As organizations recognize the transformational opportunity presented by generative AI, they must consider how to deploy that technology across the enterprise in the context of their unique industry challenges, priorities, data types, applications, ecosystem partners, and governance requirements. Financial institutions, for example, need to ensure that data and AI governance has the built-in intelligence to fully align with strict compliance and regulatory requirements. Media and entertainment (M&E) companies seek to build AI models to drive deeper product personalization.
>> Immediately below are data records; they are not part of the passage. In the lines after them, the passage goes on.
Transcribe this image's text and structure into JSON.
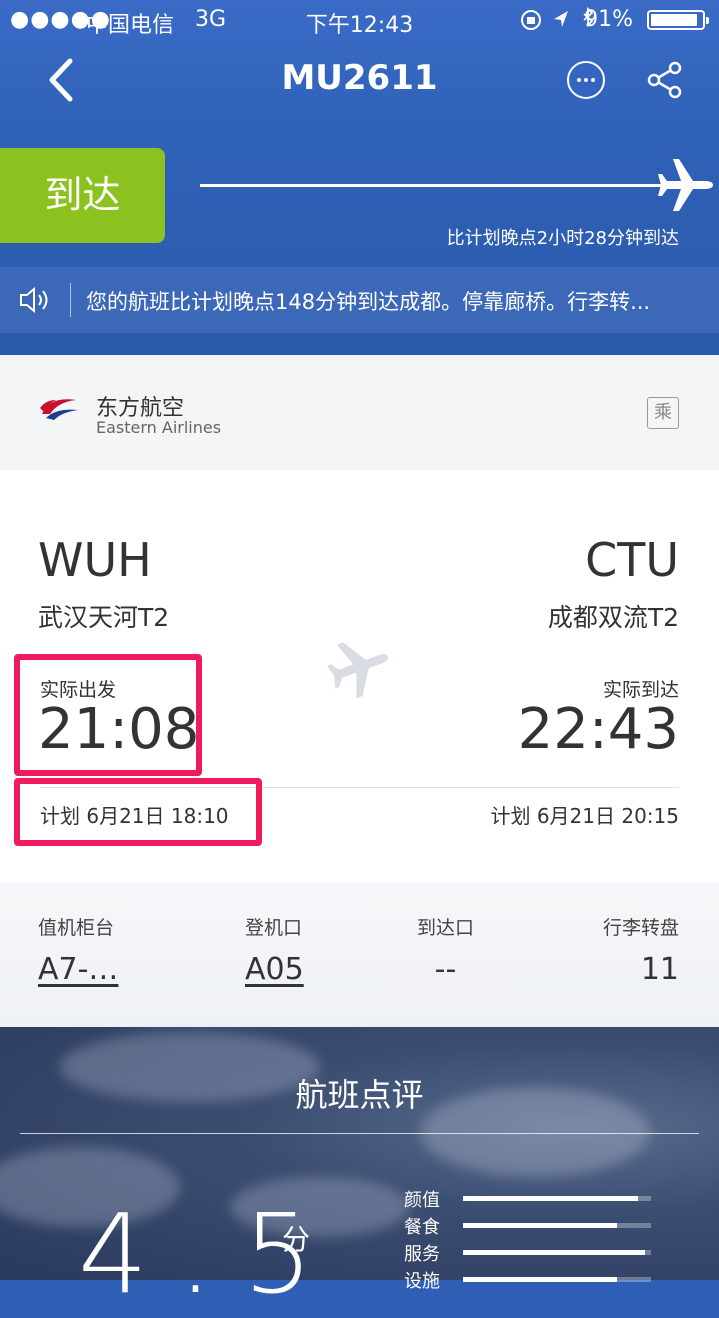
{
  "status_bar": {
    "signal": "●●●●●",
    "carrier": "中国电信",
    "network": "3G",
    "time": "下午12:43",
    "battery": "91%",
    "battery_level": 0.91
  },
  "nav": {
    "title": "MU2611"
  },
  "flight_status": {
    "badge": "到达",
    "delay_text": "比计划晚点2小时28分钟到达"
  },
  "notice": {
    "message": "您的航班比计划晚点148分钟到达成都。停靠廊桥。行李转..."
  },
  "airline": {
    "name_cn": "东方航空",
    "name_en": "Eastern Airlines",
    "ride_icon_text": "乘"
  },
  "departure": {
    "code": "WUH",
    "airport": "武汉天河T2",
    "actual_label": "实际出发",
    "actual_time": "21:08",
    "planned": "计划 6月21日 18:10"
  },
  "arrival": {
    "code": "CTU",
    "airport": "成都双流T2",
    "actual_label": "实际到达",
    "actual_time": "22:43",
    "planned": "计划 6月21日 20:15"
  },
  "info": {
    "checkin_label": "值机柜台",
    "checkin_value": "A7-…",
    "gate_label": "登机口",
    "gate_value": "A05",
    "arrival_gate_label": "到达口",
    "arrival_gate_value": "--",
    "baggage_label": "行李转盘",
    "baggage_value": "11"
  },
  "rating": {
    "title": "航班点评",
    "score": "4.5",
    "unit": "分",
    "metrics": [
      {
        "label": "颜值",
        "value": 0.93
      },
      {
        "label": "餐食",
        "value": 0.82
      },
      {
        "label": "服务",
        "value": 0.97
      },
      {
        "label": "设施",
        "value": 0.82
      }
    ]
  }
}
And manufacturers want to use AI to make their internet of things (IoT) data insights readily accessible to everyone from the data scientist to the shop floor worker.

In any of these scenarios, the starting point is access to all relevant data—of any type, from any source, in real time—governed comprehensively and shared across an industry ecosystem. When organizations can achieve this with the right data and AI foundation, they have the beginnings of data intelligence: the ability to understand their data and break free from data silos that would block the most valuable AI outcomes.

But true data intelligence is about more than establishing the right data foundation. Organizations are also wrestling with how to overcome dependence on highly technical staff and create frameworks for data privacy and organizational control when using generative AI. Specifically, they are looking to enable all employees to use natural language to glean actionable insight from the company’s own data; to leverage that data at scale to train, build, deploy, and tune their own secure large language models (LLMs); and to infuse intelligence about the company’s data into every business process.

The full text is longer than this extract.